Starting from August 1st, Tunisia’s Djerba is moving away from damaging dependence on plastic disposables.
Tunisia has a plastic problem. The country has the fourth highest per capita plastic consumption in the Mediterranean region, according to a World Wildlife Fund report released in 2019.
The actual report states that plastic pollution costs Tunisia’s economy an average of approximately $20 million each year. Plastic waste has negative effects on tourism, shipping, and fishing. In Tunisia, 0.8 million tonnes of plastic waste are released into the environment, accounting 20% of all plastic waste discarded in the Mediterranean region.
Finally, many Tunisians have decided enough is enough. Government officials and private citizens say it’s high time to acknowledge the problem and change wasteful behavior.

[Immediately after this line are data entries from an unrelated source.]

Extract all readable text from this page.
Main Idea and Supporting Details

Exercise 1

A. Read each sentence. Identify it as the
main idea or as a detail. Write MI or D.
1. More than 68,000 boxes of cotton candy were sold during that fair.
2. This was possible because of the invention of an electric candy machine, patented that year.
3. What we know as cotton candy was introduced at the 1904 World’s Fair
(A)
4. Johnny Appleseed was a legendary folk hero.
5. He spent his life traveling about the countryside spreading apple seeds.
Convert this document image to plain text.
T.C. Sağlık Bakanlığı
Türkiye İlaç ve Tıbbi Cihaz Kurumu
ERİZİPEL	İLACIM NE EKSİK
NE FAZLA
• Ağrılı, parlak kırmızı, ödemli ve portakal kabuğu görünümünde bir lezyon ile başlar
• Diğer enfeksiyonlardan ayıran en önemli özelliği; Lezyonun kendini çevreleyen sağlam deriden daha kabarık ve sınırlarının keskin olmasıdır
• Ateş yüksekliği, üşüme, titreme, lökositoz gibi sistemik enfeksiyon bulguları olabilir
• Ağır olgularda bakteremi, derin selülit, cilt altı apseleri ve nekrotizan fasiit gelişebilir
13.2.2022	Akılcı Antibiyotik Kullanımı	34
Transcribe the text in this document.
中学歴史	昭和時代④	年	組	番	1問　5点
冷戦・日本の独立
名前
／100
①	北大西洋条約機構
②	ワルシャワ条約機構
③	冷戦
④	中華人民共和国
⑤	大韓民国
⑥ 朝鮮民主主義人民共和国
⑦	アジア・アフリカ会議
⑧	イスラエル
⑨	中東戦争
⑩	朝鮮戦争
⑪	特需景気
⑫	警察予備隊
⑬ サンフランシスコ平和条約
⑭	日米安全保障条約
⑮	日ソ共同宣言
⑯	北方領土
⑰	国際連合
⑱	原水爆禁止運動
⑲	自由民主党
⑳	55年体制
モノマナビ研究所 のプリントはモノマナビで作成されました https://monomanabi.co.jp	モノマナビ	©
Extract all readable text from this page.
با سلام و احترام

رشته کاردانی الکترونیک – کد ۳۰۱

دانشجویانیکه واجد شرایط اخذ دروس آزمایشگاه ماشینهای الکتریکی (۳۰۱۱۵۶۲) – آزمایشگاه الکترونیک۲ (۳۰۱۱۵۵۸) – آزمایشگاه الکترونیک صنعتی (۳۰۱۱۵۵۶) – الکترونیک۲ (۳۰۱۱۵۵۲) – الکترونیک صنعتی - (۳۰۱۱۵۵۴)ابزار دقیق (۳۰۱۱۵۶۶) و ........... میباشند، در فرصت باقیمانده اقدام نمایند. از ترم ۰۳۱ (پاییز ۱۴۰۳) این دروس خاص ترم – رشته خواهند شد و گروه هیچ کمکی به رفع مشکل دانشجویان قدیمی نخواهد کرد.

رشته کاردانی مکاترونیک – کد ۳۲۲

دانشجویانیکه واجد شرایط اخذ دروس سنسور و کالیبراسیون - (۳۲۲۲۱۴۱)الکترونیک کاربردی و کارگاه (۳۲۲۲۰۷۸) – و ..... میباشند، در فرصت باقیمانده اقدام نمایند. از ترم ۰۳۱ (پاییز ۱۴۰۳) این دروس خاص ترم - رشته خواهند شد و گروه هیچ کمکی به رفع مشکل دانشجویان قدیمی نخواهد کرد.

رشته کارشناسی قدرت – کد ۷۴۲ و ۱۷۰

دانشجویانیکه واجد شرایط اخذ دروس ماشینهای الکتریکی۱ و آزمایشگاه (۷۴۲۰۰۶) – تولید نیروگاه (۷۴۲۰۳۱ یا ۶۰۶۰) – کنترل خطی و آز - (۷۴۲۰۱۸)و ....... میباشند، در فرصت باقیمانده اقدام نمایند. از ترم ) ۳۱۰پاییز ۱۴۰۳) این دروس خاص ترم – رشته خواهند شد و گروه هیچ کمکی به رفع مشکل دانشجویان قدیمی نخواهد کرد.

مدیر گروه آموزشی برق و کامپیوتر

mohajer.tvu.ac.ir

Tunisian authorities put a plastic bag law into effect on March 1, 2019, leading to an 80 percent drop in the use of disposable grocery bags in just one year. That’s equivalent to more than 10,000 tonnes of waste in Tunisia each year.
The regulation prohibits major supermarket chains, such as Carrefour, Aziza, and Monoprix, distributing non-biodegradable plastic bags. The action does not affect smaller shops and street food markets or the fruit and vegetable sections of retail stores.
The ban was implemented after the Ministry of the Environment and Local Affairs reached an agreement with Tunisia’s major shopping centres.
On Friday, May 20, 2022, the governor of Medenine, Ben Zayed, explained on Mosaique FM that single-use plastic items are harmful to the environment and major source of pollution.
The official stated that the regulation prohibiting single-use plastics has been in effect since 2019, but only applies to large supermarkets.
The ban will be implemented gradually by the municipality. Customers who require a multi-purpose bag will no longer receive bags from retailers. There are a variety of options, particularly in the south of the country, where artisans manufacture high-quality, eco-friendly baskets and fabric bags. In partnership with civic society, an environmental protection awareness campaign will be conducted.
“Djerba without single-use plastic items” is a pilot program that will eventually be implemented in all regions of Tunisia. In addition to preserving the environment and people’s health, the success of this program will positively impact the country’s economy.